According to the guidebook further indoctrination includes queer theory, which encompasses theories and thinkers from many fields: This theory relates to queer people, their lived experience and how their lived experience is culturally or politically perceived.

Critics contend that Gender Identity and queer theory are examined using a new vocabulary of made-up words to stop students from thinking in terms of two sexes, but subtly guides them into the belief that nothing is real or important except personal “identity.”

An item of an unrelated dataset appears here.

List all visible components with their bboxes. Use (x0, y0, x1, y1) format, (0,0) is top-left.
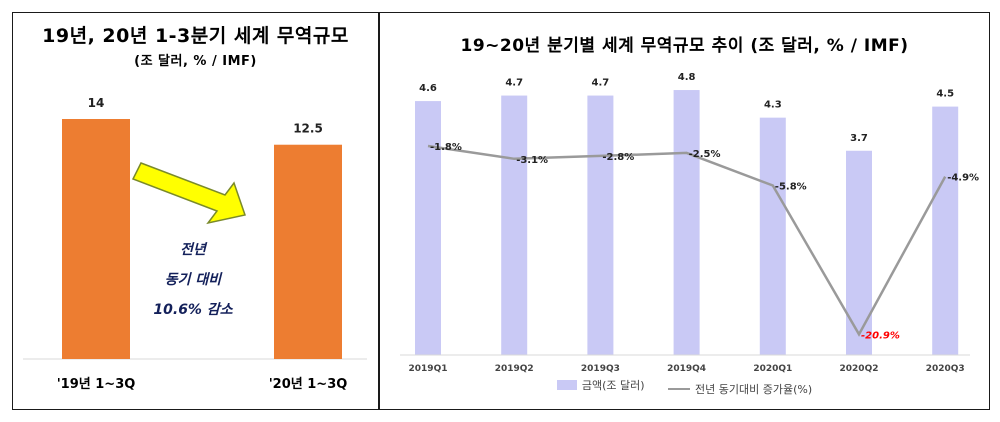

Terms like gender fluidity are used to explain what while our birth sex is fixed as either male or female our gender, which advocates of the doctrine insist is not the same as assigned sex, can remain fluid moving from binary to trans during a lifetime. Gender dysphoria is a term that describes a sense of unease that a person may have because of a mismatch between their biological sex and their gender identity. Advocates of the Trans doctrine say that this sense of unease or dissatisfaction may be so intense it can lead to depression and anxiety and have a harmful impact on daily life. Gender dysphoria is not uncommon in young children but in recent years it may have been used as an excuse to begin a young person’s gender transition. There are a host of other words appearing throughout trans doctrine that seem to be used as much for their ability to propagandize as to inform.

This new language that came to prominence following the emergence of diversity, equity, and inclusion training in our schools and the claim that this trend is an outgrowth of Critical Race Theory which was developed by Marxist theoreticians as another pathway to the Marxist utopia that communism is supposed to create but has never succeeded in doing.

It is likely that parents would not have become aware of these teachings if it weren’t for the appearance of the COVID-19 pandemic that frightened many school systems into making use of remote learning.

While remote learning did far more harm than good to our young people’s academic achievement during the pandemic it did serve to alert many parents to the fact that much of what our young people were being taught more closely resembled indoctrination than learning. It seems that much of what was being taught in some schools was transgender doctrine.

In the last 30 years schools have been criticized for taking over more of the roles that were once the responsibility of parents in a child’s education. An instigator of this movement was educational theorist John Dewey who concluded that schools should no longer be in the role of just aiding parents in their goal of passing literacy and tradition to their children. He now wanted schools to take on the socially transforming purpose by displacing the parents.

Parents who object to this and to their children’s exposure to ideas like trans theory, gender fluidity and the like must make those objections heard by school boards and administrators.